Child pages
  • Sample Batch Update
Skip to end of metadata
Go to start of metadata

Introduction

It is possible to update more than one sample at the same time using a feature that is working in a similar way as sample batch registration (import). It is a much faster way if you want to change many samples. Not only sample properties can be updated but also sample's experiment, parent and container. You can use a TSV (tab separated values) file, or an Excel file.

Go to Import -> Sample Update menu and select the sample type of samples that you want to update (you can select '(multiple)' if you want to update samples of many types at once).

There is a link where you can download a file template containing all the columns that can be used for a batch update of samples of the type you chosen. It is a TSV (tab separated values) file that has the same format as the file format used in the sample batch registration without automatically generated sample codes. As a consequence you can easily update some attributes of samples that you previously registered with wrong or stale data. Before doing this, please check that you will not overwrite someone else's changes made in the meantime (e.g. use the latest values taken from sample browser's table export). Also make sure that you use sample identifiers that are up to date (e.g. nobody moved them to different space in the meantime).

TSV/Excel File Columns

Optionality

Apart from "identifier" column which is mandatory only the columns for attributes that you want to change need to be present in the uploaded file.
You can remove all other columns and the corresponding values of updated samples will be preserved.

Be Careful

If you leave a value in a column empty for a certain sample, the corresponding property data of the sample will be cleared.
In particular, a sample can be detached from an experiment, container sample or parent sample this way.

Identifier

Basically the "identifier" column should contain sample identifiers, e.g. /SPACE_1/SAMPLE_1, but for samples from Default Space (if it was provided in the batch update form) it is enough to put sample codes (e.g. SAMPLE_1) into the column.

Default Space

"default_space" is an artificial column introduced to improve readability of TSV/Excel files. Once defined, it will be used as default space for all the identifiers, which do not include the space part.

Default section

It is possible to define "DFAULT" section before the real data. In this section it is possible to define defaults for any column from TSV/Excel file (e. g. "default_space" or "experiment"). Then, it is not necessary to include those values for every line in the file. However, if there is a need, defaults from "DEFAULT" section can be overridden in actual data.

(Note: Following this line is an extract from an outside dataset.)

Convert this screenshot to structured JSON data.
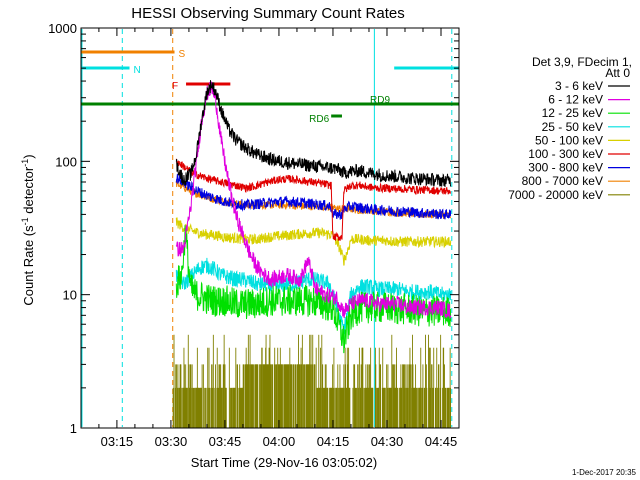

In case of update of multiple sample types it is possible define defaults on two levels: file level (before first section) and section level (inside section for sample type, can be different for every section). Section level defaults can override file defaults.

Examples

Samples of the same sample type

For all examples in this section the assumption is that you first registered 4 samples of the same type with a file:

The files in examples are not real TSV files that can be used in openBIS - they have row data aligned with headers to improve readability

identifier	parent		experiment		SIZE	ORGANISM
/SPACE_1/S_10	/SPACE_1/P_1	/SPACE_1/PROJ_X/EXP_1	123	HUMAN
/SPACE_1/S_11	/SPACE_1/P_1	/SPACE_1/PROJ_X/EXP_1 	124	FLY
/SPACE_2/S_20	/SPACE_1/P_1	/SPACE_2/PROJ_Y/EXP_2	125	HUMAN
/SPACE_2/S_30	/SPACE_1/P_1	/SPACE_2/PROJ_Y/EXP_2	126	FLY

The sample batch upload functionality is very flexible. All the examples below explain basic changes that can be mixed and used at the same time.

Change parent

To change sample's parent in the last 2 samples you can use the same file that was used for registration with only the parent values changed:

identifier	parent		experiment		SIZE	ORGANISM
/SPACE_1/S_10	/SPACE_1/P_1	/SPACE_1/PROJ_X/EXP_1	123	HUMAN
/SPACE_1/S_11	/SPACE_1/P_1	/SPACE_1/PROJ_X/EXP_1 	124	FLY
/SPACE_2/S_20	/SPACE_2/P_2	/SPACE_2/PROJ_Y/EXP_2	125	HUMAN
/SPACE_2/S_30	/SPACE_2/P_2	/SPACE_2/PROJ_Y/EXP_2	126	FLY

But in fact the only columns that you need are identifier and parent columns. So to achieve the same goal you can remove all other columns as well as unchanged samples rows from the file. Moreover, you can use "default_space" artificial column and DEFAULT section to make it even more simple:

[DEFAULT]
default_space	/SPACE_2
parent		P_2
[DEFAULT]
identifier
S_20
S_30

This second example is also much more safe to use the second file because with the first file you could accidentally overwrite a change done by someone else in the meantime (e.g. someone could have changed the SIZE property value of one of the samples between registration and your update and your update would change it back to the original value which may be out of date).

Change properties

To update SIZE and ORGANISM properties of all 4 samples at once

  • multiplying all SIZE property values by the factor of 10,
  • making implicit connection between sample's space and the ORGANISM property value such that samples from SPACE_1 will be connected with HUMAN while samples from SPACE_2 will be connected with FLY (it was mixed in registration file),

upload a file:

identifier	default_space	SIZE	ORGANISM
S_10		/SPACE_1	1230	HUMAN
S_11		/SPACE_1	1240	HUMAN
S_20		/SPACE_2	1250	FLY
S_30		/SPACE_2	1260	FLY

If you just want to remove ORGANISM property value for samples from SPACE_2 then use a file:

[DEFAULT]
default_space	/SPACE_2
[DEFAULT]
identifier	ORGANISM
S_20
S_30
Change experiment and space

Currently there is no way to change only the space of samples using batch update as there is no space column. You can change the space indirectly by changing the experiment (as a rule sample can be connected only with an experiment from the same space as the sample).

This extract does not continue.